UN Office for the Coordination of Humanitarian Affairs
Tuesday 14 March 2006

AFGHANISTAN: New UN envoy calls for end to attacks on schools


©  Sultan Massoodi/IRIN

UN special envoy, Tom Koenigs, speaking at a press conferernce in Kabul on Thursday

KABUL, 23 Feb 2006 (IRIN) - The United Nations' new top envoy to Afghanistan has called on militants to stop attacking educational institutions, following a series of attacks on schools and teachers in the restive south of the country.

"I cannot understand why anyone would target schools and teachers. These attacks amount to a denial of the human right to education for Afghanistan’s children,” Tom Koenigs, the UN Special Representative to Afghanistan told reporters during his first briefing in the Afghan capital, Kabul, on Thursday.

“I can only appeal to those who apparently disagree with the development Afghanistan takes, 'Leave Afghanistan's children alone’,” Koenigs noted, adding that the UN would help the government to boost the war-ravaged country's educational system.

"The United Nations Children's Fund (UNICEF) will help to reopen schools which have been attacked as soon as possible," Koenigs maintained.

Suspected Taliban militants, battling US-led coalition and government forces, have recently launched numerous attacks on schools and teachers in the southern Kandahar and Helmand provinces, with militants setting fire to at least 15 schools in Helmand alone since last year.

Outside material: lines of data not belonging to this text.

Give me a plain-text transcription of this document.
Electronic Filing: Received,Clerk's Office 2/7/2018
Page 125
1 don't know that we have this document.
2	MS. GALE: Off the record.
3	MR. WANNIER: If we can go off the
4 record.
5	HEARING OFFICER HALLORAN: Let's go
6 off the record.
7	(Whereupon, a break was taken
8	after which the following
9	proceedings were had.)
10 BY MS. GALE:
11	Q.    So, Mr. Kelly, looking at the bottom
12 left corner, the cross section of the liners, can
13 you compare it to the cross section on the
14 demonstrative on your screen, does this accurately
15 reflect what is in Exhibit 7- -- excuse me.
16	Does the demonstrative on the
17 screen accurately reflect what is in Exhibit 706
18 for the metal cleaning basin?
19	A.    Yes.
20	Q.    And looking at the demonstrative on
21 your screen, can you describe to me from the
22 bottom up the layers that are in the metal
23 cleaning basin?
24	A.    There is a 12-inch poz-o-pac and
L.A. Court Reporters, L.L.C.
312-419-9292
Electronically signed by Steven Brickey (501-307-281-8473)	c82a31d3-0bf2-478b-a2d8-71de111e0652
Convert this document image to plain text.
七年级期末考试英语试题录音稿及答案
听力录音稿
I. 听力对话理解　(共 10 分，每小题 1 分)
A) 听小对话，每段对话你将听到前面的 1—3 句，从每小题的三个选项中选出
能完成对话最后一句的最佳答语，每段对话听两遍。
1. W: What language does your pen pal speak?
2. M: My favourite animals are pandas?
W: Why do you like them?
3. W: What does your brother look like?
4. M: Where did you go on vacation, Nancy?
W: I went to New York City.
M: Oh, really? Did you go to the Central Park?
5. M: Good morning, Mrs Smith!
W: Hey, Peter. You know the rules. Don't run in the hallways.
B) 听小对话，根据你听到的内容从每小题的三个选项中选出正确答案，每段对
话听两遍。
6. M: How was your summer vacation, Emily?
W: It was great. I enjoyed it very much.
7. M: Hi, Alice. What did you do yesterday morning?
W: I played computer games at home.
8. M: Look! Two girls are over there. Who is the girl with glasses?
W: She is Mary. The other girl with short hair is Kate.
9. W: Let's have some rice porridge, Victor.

According to officials, around 200 other schools have been closed in the southern provinces of Zabul, Kandahar, Helmand, and Urozgan due to insecurity.

Koenigs, 62, who had previously worked on the same post in Guatemala and also served as a senior official with the UN mission in Kosovo, replaces Jean Arnault, who had been UN Secretary-General Kofi Annan's special representative in the Central Asian state since early 2004.

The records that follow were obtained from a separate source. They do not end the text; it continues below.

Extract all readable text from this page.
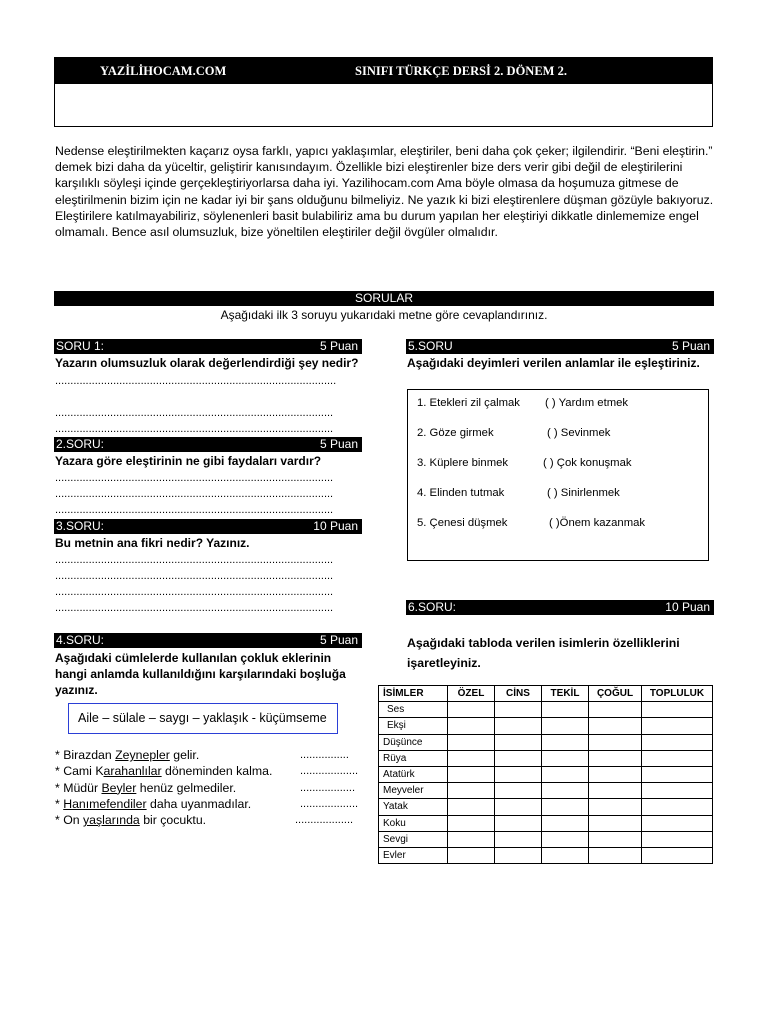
YAZİLİHOCAM.COM	SINIFI TÜRKÇE DERSİ 2. DÖNEM 2.
Nedense eleştirilmekten kaçarız oysa farklı, yapıcı yaklaşımlar, eleştiriler, beni daha çok çeker; ilgilendirir. “Beni eleştirin.” demek bizi daha da yüceltir, geliştirir kanısındayım. Özellikle bizi eleştirenler bize ders verir gibi değil de eleştirilerini karşılıklı söyleşi içinde gerçekleştiriyorlarsa daha iyi. Yazilihocam.com Ama böyle olmasa da hoşumuza gitmese de eleştirilmenin bizim için ne kadar iyi bir şans olduğunu bilmeliyiz. Ne yazık ki bizi eleştirenlere düşman gözüyle bakıyoruz. Eleştirilere katılmayabiliriz, söylenenleri basit bulabiliriz ama bu durum yapılan her eleştiriyi dikkatle dinlememize engel olmamalı. Bence asıl olumsuzluk, bize yöneltilen eleştiriler değil övgüler olmalıdır.
SORULAR
Aşağıdaki ilk 3 soruyu yukarıdaki metne göre cevaplandırınız.
SORU 1:	5 Puan
Yazarın olumsuzluk olarak değerlendirdiği şey nedir?
............................................................................................
...........................................................................................
...........................................................................................
2.SORU:	5 Puan
Yazara göre eleştirinin ne gibi faydaları vardır?
...........................................................................................
...........................................................................................
...........................................................................................
3.SORU:	10 Puan
Bu metnin ana fikri nedir? Yazınız.
...........................................................................................
...........................................................................................
...........................................................................................
...........................................................................................
4.SORU:	5 Puan
Aşağıdaki cümlelerde kullanılan çokluk eklerinin hangi anlamda kullanıldığını karşılarındaki boşluğa yazınız.
Aile – sülale – saygı – yaklaşık - küçümseme
* Birazdan Zeynepler gelir.	................
* Cami Karahanlılar döneminden kalma.	...................
* Müdür Beyler henüz gelmediler.	..................
* Hanımefendiler daha uyanmadılar.	...................
* On yaşlarında bir çocuktu.	...................
5.SORU	5 Puan
Aşağıdaki deyimleri verilen anlamlar ile eşleştiriniz.
1. Etekleri zil çalmak ( ) Yardım etmek
2. Göze girmek	( ) Sevinmek
3. Küplere binmek	( ) Çok konuşmak
4. Elinden tutmak	( ) Sinirlenmek
5. Çenesi düşmek	( )Önem kazanmak
6.SORU:	10 Puan
Aşağıdaki tabloda verilen isimlerin özelliklerini işaretleyiniz.
İSİMLER	ÖZEL	CİNS	TEKİL	ÇOĞUL	TOPLULUK
Ses					
Ekşi					
Düşünce					
Rüya					
Atatürk					
Meyveler					
Yatak					
Koku					
Sevgi					
Evler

Commenting on the insecurity in the post-conflict country, the UN chief said it was proving one of the main obstacles to development in Afghanistan, which is still recovering from a quarter century of conflict.

"The security situation changes everyday...one of the main problems for economic and social development is the security situation," Koenigs noted.

But he also expressed optimism and hope over the country's future. "People on all levels have to understand security is most needed for all other development,” he said, adding: "I do hope and I am always optimistic that those who disagree pronounce disagreement in a peaceful form, because the election [say which and when?] has given the possibility of opposing in a democratic and peaceful form."

Insecurity remains a major problem for Afghanistan, where about 1,600 people were killed last year in militant violence, making 2005 the deadliest year since the collapse of the hardline Taliban regime in 2001.

The UN special representative said that the UN would soon form a monitoring committee to overlook the implementation of the recently agreed upon Afghan Compact, a document outlying a basic framework for development for the country and international participation for the next five years. It was finalised at a donors’ conference on Afghanistan in London in January.